I am painstakingly learning that busyness is keeping me from what I feel spiritually compelled to do. Be a good attentive wife; a creative and more involved mother; a caring, available and compassionate sister, daughter, friend; and a leader who practices servant leadership with the pursuit of excellence at work. Pieces exist in those areas, but not the full package.
So I ask...Where is the balance in life? Is it even possible to do it all?? Have you found out how?? I am constantly seeking. And here's the great news- I am seeking by studying the Word!!
Recently, I have been finishing a womens' small group Bible study and I am impressed and humbled by the knowledge and insight these amazing women have. The are just as busy in their own lives, and yet I desire to have their level of wisdom and understanding. It has been such a new "quiet-mind" time for me, calming to be silent within myself from the endless lists by observing and listening. And a much needed realization that when I slow or stop all the "busy" of life, God fills my time, my thoughts, my heart. It's hard to be still because I will busy myself, primarily my mind, with...everything. Technology, social media, movies, keeping the house, organizing the kids, balancing work goals with personal ones. Even tried to use goal reminder apps for my computer and smartphone with daily email reminders. "Oops! Too busy right now to do that which I am reminding myself to do"...what is THAT?!? 'Why do I do the things that I hate?"
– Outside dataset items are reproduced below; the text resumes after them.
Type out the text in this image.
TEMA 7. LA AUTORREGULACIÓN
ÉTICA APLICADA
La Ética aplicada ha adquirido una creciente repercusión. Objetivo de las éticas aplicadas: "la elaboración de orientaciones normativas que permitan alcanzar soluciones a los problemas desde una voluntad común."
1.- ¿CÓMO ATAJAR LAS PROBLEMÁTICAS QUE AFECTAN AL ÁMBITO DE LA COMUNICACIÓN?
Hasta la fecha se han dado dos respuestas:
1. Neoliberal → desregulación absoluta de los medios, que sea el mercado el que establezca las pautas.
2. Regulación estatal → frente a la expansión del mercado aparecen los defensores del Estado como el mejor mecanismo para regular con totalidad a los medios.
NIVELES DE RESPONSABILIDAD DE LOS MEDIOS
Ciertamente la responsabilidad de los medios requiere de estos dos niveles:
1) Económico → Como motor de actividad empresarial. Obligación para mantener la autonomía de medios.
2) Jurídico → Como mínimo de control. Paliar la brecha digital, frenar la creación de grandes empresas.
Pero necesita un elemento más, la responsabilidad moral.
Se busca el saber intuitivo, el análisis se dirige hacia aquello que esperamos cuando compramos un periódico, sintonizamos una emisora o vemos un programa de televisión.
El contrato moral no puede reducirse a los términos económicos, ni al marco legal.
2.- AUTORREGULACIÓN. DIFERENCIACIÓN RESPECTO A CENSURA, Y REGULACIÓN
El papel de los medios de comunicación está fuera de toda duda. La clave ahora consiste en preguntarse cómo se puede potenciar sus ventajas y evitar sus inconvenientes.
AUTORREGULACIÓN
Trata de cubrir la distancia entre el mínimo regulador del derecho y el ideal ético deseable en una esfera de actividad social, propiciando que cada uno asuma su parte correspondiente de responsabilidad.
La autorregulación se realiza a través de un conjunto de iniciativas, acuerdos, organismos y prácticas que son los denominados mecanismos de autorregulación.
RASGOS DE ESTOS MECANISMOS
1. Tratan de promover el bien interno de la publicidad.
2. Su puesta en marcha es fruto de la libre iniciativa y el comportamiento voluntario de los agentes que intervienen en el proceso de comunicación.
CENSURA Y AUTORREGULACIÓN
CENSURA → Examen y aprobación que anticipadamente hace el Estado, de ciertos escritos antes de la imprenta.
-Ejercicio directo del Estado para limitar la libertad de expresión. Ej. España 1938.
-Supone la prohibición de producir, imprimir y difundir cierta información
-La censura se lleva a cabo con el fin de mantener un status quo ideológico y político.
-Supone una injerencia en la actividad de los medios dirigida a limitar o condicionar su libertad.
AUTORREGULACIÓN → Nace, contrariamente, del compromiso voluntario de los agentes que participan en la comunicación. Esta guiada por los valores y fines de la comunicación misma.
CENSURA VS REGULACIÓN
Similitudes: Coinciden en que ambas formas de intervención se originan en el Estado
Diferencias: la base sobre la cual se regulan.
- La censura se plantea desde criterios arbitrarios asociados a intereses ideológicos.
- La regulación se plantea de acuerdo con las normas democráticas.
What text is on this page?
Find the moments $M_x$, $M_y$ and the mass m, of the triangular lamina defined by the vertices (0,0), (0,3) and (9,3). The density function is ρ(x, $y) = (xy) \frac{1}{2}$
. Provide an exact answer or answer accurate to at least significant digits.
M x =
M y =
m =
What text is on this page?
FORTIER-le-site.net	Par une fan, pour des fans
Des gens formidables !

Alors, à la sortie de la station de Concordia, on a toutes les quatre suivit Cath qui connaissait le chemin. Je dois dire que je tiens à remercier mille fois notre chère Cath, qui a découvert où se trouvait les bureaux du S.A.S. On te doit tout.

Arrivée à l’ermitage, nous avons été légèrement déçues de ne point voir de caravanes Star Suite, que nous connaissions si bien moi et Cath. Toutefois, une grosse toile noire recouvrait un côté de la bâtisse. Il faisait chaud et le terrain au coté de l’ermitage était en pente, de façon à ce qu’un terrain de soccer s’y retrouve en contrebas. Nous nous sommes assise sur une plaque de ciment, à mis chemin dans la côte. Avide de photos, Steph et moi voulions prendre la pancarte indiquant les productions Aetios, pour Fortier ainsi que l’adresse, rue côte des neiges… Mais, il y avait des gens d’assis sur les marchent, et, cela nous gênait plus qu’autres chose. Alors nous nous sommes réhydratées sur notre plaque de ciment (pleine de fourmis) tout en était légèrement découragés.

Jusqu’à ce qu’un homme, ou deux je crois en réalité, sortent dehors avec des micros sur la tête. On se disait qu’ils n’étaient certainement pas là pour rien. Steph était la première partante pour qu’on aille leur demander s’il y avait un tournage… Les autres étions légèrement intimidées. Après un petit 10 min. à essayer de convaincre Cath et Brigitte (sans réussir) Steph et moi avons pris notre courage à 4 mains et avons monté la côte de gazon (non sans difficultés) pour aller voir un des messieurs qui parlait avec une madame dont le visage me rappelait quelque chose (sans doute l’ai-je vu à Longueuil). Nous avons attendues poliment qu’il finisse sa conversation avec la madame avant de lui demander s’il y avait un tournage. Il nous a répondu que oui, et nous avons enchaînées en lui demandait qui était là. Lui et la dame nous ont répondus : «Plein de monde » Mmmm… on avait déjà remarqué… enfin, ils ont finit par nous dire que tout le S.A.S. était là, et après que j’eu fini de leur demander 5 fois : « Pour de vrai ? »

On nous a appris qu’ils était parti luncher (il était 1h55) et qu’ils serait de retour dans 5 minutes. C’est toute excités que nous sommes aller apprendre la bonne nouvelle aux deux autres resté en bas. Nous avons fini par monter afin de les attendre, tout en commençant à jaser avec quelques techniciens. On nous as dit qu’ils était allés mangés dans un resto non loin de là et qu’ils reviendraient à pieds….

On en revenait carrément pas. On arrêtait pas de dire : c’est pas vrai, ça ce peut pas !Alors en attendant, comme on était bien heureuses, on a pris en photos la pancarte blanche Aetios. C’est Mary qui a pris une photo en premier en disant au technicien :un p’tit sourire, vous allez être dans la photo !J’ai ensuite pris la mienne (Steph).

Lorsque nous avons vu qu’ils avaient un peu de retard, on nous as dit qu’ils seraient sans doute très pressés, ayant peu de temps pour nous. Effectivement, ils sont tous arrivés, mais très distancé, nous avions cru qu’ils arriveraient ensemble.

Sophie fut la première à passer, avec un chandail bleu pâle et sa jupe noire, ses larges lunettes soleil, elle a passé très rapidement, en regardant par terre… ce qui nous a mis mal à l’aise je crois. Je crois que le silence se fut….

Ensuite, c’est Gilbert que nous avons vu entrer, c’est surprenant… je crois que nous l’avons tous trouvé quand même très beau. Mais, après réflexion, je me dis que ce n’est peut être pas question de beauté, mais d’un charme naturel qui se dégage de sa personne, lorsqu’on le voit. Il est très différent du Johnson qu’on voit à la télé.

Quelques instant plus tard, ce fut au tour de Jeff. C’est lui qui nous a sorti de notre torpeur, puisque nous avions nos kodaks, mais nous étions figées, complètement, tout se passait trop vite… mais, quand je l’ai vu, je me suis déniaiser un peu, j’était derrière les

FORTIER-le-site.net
Thank God for his Holy Spirit who whispers to me in those hair-pulling frustrating moments!! I am learning, and stubbornly relearning, that sometimes, MOST times, the BEST lessons in life come from the quiet times. The un-busy times. When we can be still, listen, and learn. Then we find, or at the very least get a glimpse of, our purpose, our calling. Then we can prioritize. Then we can let go of some of our list of have to's, need to's and want to's...and take care of HIS to's. Amazing is HIS grace and patience with our flawed selves! When we stray, HE guides us back. More than all the busyness...I desperately crave THAT! That close tight relationship when HE and I are in constant communication. My prayers are never ceasing. That practice calms me, brings clarity, and renews my heart. Thank the Lord!!! As my family says, "God is good, all the time, no matter what!"
So I am chosing to be more busy, with the Lord! Amen friends?!